Nurnberger and Simply Smiles have been visibly connected with this effort to pass benefit corporation legislation in Connecticut. With appropriate thought and sensitivity, Simply Smiles, likely to be among the first official benefit corporations in Connecticut, may be a useful component of the picture of improving the conditions of coffee-growing farmers in Oaxaca. However, the success of whatever Simply Smiles currently does or might do in the future isn’t tied to its structure as a benefit corporation. In Oaxaca and in other coffee growing regions, indigenous social enterprises, community-based and community-controlled, structured as cooperatives, have been addressing the priorities of small Oaxacan farmers for some time.
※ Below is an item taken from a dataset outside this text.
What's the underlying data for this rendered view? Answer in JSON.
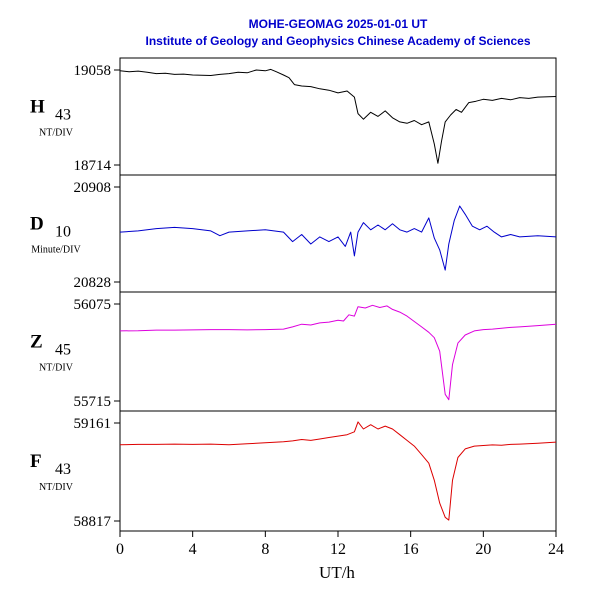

Much more important are the quality, community connectedness, and accountability of Simply Smiles’s intervention in the Oaxaca region, regardless of whether Simply Smiles’s fair trade coffee program is a nonprofit, a for-profit, or a hybrid.—Rick Cohen

  • Gayle

    Why does Connecticut need “Benefits Corporations” when there is 501 (c) (3) status for nonprofits?

  • Rick Cohen

    Dear Gayle: That’s one of the essential questions about benefit corporations and L3Cs: what is it that they can do that nonprofits can’t–or do better than nonprofits? That’s the debate that most nonprofits aren’t joining, for reasons that flummox me. If benefit corporations are able to do things that nonprofits can’t or do things better than nonprofits, that’s fine. If they can’t, then the designated is really more marketing and branding than substance. But nonprofits should be in the debate, and the nation’s nonprofit leadership organizations generally aren’t. Thanks for your comment.